Emsley, in an international, multicenter, double-blind study conducted on 183 patients who had a first psychotic episode and were treated with flexible doses of risperidone or haloperidol for 6 weeks, found that 63% of patients treated with risperidone and 56% of those treated with haloperidol were clinically improved (350% reduction in Positive and Negative Syndrome Scale [PANSS] total scores). [17] Risperidone was tolerated better than haloperidol was.

Post hoc analysis indicated that low dosages of these antipsychotics were efficacious in some patients. [17] Other study findings also suggested that low antipsychotic dosages may be required for patients with a first psychotic episode. To optimize therapy for these patients will require trials that are specifically designed to compare low antipsychotic dosages with high dosages.

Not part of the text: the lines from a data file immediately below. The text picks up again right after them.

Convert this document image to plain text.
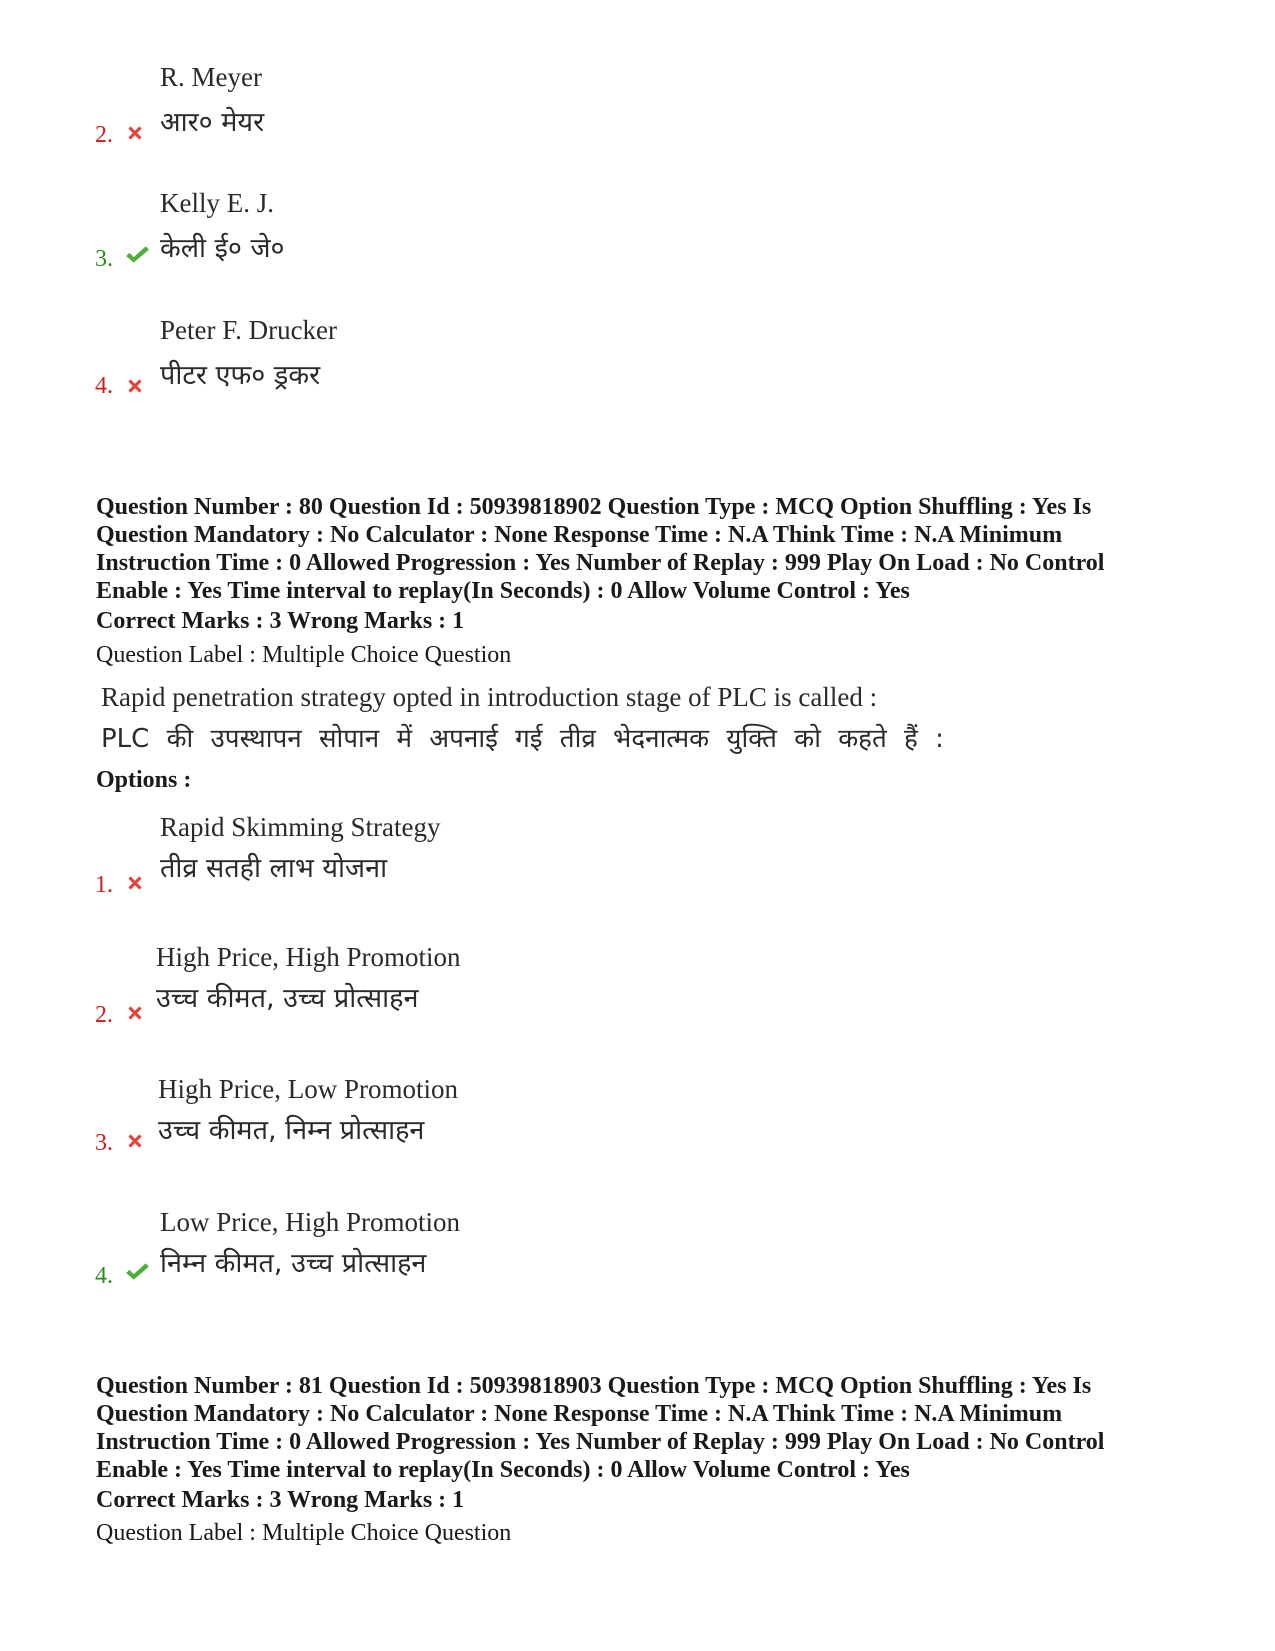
R. Meyer
आर० मेयर
2.
Kelly E. J.
केली ई० जे०
3.
Peter F. Drucker
पीटर एफ० ड्रकर
4.
Question Number : 80 Question Id : 50939818902 Question Type : MCQ Option Shuffling : Yes Is
Question Mandatory : No Calculator : None Response Time : N.A Think Time : N.A Minimum
Instruction Time : 0 Allowed Progression : Yes Number of Replay : 999 Play On Load : No Control
Enable : Yes Time interval to replay(In Seconds) : 0 Allow Volume Control : Yes
Correct Marks : 3 Wrong Marks : 1
Question Label : Multiple Choice Question
Rapid penetration strategy opted in introduction stage of PLC is called :
PLC की उपस्थापन सोपान में अपनाई गई तीव्र भेदनात्मक युक्ति को कहते हैं :
Options :
Rapid Skimming Strategy
तीव्र सतही लाभ योजना
1.
High Price, High Promotion
उच्च कीमत, उच्च प्रोत्साहन
2.
High Price, Low Promotion
उच्च कीमत, निम्न प्रोत्साहन
3.
Low Price, High Promotion
निम्न कीमत, उच्च प्रोत्साहन
4.
Question Number : 81 Question Id : 50939818903 Question Type : MCQ Option Shuffling : Yes Is
Question Mandatory : No Calculator : None Response Time : N.A Think Time : N.A Minimum
Instruction Time : 0 Allowed Progression : Yes Number of Replay : 999 Play On Load : No Control
Enable : Yes Time interval to replay(In Seconds) : 0 Allow Volume Control : Yes
Correct Marks : 3 Wrong Marks : 1
Question Label : Multiple Choice Question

In a study examining patients with first-episode psychosis to determine the efficacy and safety of olanzapine and haloperidol treatment, Sanger et al found olanzapine to have a better risk-benefit profile than haloperidol in this population. [18] They concluded that because of advantages in safety and efficacy, atypical antipsychotic agents (eg, olanzapine) should be considered a preferred option for managing first-episode psychosis.

The clinical trial carried out by Sanger et al involved a subpopulation of first-episode patients selected from a pool of patients who were diagnosed with schizophrenia, schizoaffective disorder, or schizophreniform disorder. [18] The duration of the patients’ current psychotic episodes had to be 5 years or less, and the patients had to be aged 45 years or younger at the onset of their first psychotic symptoms.